BnF, Mss, NAF, 16343, f. 151-152
Transcription de Chantal Brière

a) « préocupation ».
b) « vollée ».


11 novembre [1840], mercredi soir, 5 h. ¼

Quel temps, mon adoré, quel affreux temps. Où es-tu mon bien-aimé ? Que fais-tu ? Et quand te verrai-je ? Je suis triste comme un bonnet de nuit, il me semble que je ne t’ai pas vu depuis trois jours. Tu serais bien gentil si tu voulais ne pas courir la pluie ce soir et venir dîner au coin de mon feu avec du bon haricot de mouton qui bouillotte tout doucement en t’attendant. Claire joue à la poupée et lui enfonce des clousa dans la tête sous prétexte de lui faire tenir son bonnet. Moi je t’écris mais j’aimerais mieux te baiser. Je suis d’une humeur massacrante parce que j’ai manqué une grosse puce plus grosse qu’un bœuf, il est vrai qu’il faisait nuit et que j’avais un tas de choses dans la main mais c’est égal mon infaillibilité à l’endroit de la chasse aux puces est en défaut ce qui est humiliant pour une FAIBLE FEMME. Enfin je suis très à plaindre et si tu ne viens pas me redonner un peu de joie je donne ma démission de femme heureuse.

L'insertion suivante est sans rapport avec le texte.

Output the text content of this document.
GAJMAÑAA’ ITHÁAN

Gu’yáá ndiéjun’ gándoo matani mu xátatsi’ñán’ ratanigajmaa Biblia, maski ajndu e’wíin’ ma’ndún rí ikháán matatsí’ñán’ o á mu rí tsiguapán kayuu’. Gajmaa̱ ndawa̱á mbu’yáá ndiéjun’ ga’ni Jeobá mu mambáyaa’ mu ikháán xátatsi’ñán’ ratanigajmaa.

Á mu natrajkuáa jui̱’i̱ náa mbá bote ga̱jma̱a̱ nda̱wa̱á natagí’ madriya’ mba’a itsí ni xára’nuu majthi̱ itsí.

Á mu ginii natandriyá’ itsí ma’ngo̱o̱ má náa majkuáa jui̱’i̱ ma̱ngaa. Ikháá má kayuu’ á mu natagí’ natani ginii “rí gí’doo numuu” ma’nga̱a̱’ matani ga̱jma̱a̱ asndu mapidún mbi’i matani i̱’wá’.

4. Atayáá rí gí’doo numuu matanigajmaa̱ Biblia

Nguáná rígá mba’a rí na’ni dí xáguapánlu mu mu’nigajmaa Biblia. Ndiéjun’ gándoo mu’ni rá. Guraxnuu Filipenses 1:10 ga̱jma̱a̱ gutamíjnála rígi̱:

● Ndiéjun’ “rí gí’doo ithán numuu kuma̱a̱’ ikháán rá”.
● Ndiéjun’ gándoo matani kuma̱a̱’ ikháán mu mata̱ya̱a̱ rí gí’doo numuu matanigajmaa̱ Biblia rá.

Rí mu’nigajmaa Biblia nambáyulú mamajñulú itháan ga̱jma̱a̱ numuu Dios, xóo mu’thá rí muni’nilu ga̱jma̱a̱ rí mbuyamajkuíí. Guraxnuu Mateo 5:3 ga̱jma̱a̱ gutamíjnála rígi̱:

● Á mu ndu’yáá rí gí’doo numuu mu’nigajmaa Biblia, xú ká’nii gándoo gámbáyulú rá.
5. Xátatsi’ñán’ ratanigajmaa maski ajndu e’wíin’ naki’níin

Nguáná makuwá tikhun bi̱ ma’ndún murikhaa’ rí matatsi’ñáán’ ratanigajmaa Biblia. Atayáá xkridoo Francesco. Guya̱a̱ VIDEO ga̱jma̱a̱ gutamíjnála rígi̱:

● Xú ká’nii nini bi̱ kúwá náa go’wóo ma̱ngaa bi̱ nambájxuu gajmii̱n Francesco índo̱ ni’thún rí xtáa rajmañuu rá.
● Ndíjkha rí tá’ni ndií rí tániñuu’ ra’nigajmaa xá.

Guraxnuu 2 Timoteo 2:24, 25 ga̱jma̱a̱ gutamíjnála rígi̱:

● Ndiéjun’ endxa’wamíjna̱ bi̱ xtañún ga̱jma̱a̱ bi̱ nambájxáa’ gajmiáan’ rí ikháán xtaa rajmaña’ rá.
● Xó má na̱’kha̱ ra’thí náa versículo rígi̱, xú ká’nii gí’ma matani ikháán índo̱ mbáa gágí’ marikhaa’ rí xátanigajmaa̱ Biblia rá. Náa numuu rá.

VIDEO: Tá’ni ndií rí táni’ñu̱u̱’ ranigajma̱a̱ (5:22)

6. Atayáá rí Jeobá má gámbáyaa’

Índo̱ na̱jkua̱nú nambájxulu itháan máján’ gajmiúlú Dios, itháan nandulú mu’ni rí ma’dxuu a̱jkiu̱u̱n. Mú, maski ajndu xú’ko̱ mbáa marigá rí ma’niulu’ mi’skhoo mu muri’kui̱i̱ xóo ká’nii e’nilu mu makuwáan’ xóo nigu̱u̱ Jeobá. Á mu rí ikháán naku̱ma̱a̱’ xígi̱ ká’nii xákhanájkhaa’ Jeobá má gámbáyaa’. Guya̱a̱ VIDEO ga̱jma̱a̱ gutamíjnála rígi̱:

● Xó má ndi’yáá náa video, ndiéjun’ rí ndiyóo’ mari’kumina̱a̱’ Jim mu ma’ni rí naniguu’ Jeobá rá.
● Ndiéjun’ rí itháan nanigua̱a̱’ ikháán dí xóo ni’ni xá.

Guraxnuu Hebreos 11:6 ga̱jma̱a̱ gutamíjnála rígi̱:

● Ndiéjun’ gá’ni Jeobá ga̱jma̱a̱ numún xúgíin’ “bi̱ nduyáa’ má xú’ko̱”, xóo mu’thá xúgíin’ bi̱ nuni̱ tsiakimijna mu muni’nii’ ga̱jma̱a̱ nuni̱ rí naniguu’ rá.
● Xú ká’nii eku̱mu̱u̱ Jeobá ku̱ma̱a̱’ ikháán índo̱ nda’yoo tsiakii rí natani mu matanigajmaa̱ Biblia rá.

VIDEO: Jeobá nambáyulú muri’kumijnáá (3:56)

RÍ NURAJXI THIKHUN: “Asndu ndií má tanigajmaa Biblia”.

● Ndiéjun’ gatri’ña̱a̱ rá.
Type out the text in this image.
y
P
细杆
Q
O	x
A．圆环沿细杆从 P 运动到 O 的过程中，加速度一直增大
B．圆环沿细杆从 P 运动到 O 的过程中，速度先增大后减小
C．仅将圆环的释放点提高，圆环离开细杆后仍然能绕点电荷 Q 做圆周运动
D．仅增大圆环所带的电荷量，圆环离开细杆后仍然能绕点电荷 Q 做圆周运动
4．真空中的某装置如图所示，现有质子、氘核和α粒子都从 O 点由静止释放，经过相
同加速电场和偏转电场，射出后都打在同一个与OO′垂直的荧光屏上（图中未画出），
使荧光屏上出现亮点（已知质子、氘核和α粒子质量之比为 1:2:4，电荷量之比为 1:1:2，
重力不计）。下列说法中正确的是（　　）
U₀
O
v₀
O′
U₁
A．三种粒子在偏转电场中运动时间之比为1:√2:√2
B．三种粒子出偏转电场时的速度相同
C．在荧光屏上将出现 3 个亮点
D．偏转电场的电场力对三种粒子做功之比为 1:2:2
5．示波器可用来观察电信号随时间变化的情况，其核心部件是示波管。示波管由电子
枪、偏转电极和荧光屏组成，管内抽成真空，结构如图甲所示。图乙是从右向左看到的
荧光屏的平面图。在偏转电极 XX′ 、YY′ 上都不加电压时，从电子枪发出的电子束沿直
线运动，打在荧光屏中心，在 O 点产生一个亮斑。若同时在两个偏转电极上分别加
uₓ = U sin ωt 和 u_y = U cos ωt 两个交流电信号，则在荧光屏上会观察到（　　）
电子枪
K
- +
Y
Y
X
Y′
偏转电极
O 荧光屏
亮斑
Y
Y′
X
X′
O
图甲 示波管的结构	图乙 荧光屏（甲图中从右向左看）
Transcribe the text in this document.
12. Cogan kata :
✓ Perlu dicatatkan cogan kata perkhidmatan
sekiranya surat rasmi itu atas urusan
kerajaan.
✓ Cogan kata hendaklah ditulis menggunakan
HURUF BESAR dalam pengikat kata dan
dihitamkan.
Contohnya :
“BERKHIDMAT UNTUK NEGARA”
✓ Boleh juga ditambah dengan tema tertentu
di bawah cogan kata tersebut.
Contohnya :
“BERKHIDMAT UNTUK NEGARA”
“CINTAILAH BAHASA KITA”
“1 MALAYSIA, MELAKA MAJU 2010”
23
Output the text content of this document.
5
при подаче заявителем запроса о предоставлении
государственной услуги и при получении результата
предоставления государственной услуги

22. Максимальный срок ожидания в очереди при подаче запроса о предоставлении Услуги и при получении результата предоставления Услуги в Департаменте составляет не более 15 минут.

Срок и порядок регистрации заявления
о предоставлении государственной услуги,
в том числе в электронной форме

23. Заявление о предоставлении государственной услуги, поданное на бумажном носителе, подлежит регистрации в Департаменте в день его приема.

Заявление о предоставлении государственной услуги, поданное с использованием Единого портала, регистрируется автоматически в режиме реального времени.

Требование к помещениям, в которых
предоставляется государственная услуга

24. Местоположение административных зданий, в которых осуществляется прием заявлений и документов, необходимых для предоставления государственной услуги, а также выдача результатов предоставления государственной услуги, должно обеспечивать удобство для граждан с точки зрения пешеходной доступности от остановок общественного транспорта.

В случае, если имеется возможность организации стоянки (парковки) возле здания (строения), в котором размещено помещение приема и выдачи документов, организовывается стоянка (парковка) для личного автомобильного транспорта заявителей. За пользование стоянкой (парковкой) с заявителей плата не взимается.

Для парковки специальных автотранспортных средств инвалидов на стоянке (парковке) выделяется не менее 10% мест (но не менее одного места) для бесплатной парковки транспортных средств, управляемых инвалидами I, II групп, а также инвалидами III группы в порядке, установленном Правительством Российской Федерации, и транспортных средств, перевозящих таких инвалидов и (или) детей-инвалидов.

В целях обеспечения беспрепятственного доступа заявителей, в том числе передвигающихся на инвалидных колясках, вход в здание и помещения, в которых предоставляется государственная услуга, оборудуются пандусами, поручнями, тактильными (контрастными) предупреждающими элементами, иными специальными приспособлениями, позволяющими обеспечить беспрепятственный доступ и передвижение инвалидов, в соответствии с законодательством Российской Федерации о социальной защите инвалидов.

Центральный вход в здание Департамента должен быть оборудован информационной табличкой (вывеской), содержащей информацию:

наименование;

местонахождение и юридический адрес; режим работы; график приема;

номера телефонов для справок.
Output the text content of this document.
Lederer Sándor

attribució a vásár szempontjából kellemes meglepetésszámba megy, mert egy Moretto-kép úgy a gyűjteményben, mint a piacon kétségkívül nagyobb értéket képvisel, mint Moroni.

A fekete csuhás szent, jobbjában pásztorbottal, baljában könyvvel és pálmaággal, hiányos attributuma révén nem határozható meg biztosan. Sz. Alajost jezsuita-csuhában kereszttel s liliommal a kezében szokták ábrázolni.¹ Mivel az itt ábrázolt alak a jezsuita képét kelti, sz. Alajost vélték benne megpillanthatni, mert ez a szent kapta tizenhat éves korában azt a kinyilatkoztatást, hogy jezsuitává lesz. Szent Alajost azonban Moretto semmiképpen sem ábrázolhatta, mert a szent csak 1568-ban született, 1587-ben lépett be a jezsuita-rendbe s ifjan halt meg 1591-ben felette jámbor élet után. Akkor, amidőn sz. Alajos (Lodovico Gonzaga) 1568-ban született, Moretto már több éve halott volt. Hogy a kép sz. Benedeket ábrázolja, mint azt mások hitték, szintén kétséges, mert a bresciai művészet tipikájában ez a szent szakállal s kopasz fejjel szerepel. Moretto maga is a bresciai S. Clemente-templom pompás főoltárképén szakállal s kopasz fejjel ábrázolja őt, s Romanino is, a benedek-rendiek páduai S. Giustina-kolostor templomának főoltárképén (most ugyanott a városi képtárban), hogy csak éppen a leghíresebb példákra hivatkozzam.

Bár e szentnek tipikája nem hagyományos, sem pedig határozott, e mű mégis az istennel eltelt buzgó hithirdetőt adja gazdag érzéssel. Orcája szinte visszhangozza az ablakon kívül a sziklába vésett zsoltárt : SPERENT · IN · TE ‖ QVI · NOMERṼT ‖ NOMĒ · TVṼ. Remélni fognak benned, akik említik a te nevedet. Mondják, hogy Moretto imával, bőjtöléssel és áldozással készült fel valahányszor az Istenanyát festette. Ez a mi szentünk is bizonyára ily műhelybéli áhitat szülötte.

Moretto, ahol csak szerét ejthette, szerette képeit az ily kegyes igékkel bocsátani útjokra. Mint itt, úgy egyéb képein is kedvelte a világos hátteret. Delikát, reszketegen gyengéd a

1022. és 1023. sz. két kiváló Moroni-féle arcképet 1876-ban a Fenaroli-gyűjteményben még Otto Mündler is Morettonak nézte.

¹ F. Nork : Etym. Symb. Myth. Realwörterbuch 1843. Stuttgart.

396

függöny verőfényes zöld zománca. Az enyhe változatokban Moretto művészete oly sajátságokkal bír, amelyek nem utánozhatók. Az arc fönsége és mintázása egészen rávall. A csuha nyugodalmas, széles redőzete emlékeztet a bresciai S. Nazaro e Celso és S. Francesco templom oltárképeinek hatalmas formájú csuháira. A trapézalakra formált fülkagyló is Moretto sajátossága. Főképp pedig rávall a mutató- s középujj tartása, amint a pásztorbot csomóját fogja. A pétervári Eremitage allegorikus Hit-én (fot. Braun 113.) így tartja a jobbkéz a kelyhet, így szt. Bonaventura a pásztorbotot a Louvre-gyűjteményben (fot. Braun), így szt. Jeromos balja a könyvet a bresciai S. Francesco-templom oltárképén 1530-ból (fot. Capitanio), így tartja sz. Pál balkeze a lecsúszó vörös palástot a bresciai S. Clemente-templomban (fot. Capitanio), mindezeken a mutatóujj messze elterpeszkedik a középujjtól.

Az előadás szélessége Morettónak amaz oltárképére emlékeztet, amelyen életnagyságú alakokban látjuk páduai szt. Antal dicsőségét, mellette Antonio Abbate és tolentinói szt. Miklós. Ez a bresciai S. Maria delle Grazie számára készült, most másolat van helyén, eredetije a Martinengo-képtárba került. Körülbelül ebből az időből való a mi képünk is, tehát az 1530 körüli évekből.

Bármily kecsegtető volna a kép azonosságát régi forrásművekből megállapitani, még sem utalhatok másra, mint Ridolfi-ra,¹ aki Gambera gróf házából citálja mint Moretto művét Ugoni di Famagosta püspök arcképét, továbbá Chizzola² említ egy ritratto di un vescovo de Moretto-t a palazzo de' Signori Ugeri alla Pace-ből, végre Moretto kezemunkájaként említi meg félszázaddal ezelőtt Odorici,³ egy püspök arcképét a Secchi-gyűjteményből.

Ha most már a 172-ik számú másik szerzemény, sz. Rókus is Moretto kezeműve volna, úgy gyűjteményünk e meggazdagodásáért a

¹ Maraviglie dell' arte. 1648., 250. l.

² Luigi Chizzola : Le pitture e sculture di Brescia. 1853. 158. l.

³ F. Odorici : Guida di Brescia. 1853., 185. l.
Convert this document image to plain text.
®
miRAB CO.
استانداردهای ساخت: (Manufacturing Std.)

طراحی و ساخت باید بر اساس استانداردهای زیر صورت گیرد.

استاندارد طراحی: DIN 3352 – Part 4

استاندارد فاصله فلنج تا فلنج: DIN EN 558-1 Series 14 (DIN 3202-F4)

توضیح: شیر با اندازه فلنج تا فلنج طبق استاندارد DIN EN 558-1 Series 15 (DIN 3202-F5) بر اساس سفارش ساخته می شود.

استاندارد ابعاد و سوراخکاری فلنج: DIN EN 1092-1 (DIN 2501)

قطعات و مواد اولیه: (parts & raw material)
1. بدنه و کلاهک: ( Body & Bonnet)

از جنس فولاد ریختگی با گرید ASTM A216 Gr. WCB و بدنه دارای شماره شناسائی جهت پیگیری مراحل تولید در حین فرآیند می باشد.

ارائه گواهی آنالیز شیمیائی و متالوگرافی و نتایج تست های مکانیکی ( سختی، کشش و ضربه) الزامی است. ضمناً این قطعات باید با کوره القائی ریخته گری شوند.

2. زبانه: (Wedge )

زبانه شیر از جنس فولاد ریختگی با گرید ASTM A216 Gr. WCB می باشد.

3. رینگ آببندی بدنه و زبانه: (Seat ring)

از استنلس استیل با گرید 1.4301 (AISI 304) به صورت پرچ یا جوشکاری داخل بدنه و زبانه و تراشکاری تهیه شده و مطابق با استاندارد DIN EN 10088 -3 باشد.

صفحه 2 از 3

Je ne comprends pas la nécessité de courir comme un fou sous la pluie et la grêle sous prétexte de travail. Ce serait bien plus raisonnable et bien plus charmant pour moi si vous vouliez borner vos excursions du pied de mon lit à la fenêtre et de la fenêtre au pied de mon lit. Mais vous êtes un scélérat qui n’entendez à rien et ne faites rien pour me faire plaisir. Ça ne m’empêche pas de vous adorer.

Juliette

BnF, Mss, NAF, 16343, f. 153-154
Transcription de Chantal Brière

a) « cloux ».

Notes

[1À élucider. La lecture n’est pas douteuse.